What could be more American than sitting in front of the flickering television set with the warm glow back-lit against the wall from the walnut incased picture tube? Then sitting with a clanky metal TV tray in front of you, and sitting on top of that tray was the familiar tinfoil pressed 4 sectioned time saver… the TV dinner!

For Americans of the 1950’s and 1960’s generation the very words “TV dinners” conjour up memory flash-backs in that secret part of the brain that quietly call out for a simpler time. A time when freezers and televisions were becoming more common place; and frozen compartmentalized foil pressed trays of food felt like something straight out of Buck Rogers. The very words TV dinner have not been used to describe a frozen dinner in decades, but stamped somewhere onto the hearts and minds of Americans everywhere, is the impression of a silver tray with frozen in the middle still mashed potatoes, ice-cold in the center fried chicken, and some burnt around the edges, yet still doughy in the middle brownie-type thingy.

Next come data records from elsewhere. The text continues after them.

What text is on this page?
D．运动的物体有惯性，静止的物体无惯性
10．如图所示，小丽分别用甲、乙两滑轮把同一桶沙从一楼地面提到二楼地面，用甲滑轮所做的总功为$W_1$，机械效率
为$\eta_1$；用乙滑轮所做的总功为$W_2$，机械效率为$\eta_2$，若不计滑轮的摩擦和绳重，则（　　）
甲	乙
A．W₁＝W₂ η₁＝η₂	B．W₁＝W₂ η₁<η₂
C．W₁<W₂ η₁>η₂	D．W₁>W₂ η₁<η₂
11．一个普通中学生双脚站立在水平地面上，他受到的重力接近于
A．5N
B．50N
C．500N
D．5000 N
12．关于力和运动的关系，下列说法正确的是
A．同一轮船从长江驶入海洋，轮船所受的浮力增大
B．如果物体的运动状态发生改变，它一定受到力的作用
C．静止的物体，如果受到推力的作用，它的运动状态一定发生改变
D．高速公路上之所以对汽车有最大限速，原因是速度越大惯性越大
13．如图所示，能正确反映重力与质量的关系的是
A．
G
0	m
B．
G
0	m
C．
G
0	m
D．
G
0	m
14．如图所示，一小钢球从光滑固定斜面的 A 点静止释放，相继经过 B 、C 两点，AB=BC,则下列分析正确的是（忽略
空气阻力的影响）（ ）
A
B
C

Whether you liked them, loved them, or even if you rarely ate them… you still remember them. The company.. er, culprit C.A. Swanson & Sons (not related to our own C.A.) used “TV Dinner” as a brand name for just about ten years after they introduced the frozen dinners in 1953. Much like how we use “kleenex” to describe facial tissues today, the same can be said for the the descriptive term used for all brands of frozen meals today. I still notice people picking up a frozen brand meal and calling it a TV dinner, the title as stuck.

For those of you at home, who are still unsure what I am waxing nostalgic about ..”a TV Dinner is a manufactured meal purchased frozen from a food market and designed to be heated up at home in a “no fuss no mess no work” context. The original TV Dinners were sold in aluminum trays with separate compartments for a meat, a starch and a vegetable: fried chicken with mashed potatoes and mixed vegetables, for example, or the original turkey (on a bed of stuffing) with peas and potatoes. Later TV Dinners added a fourth compartment for a small desert item or cake.”  …and there you have it.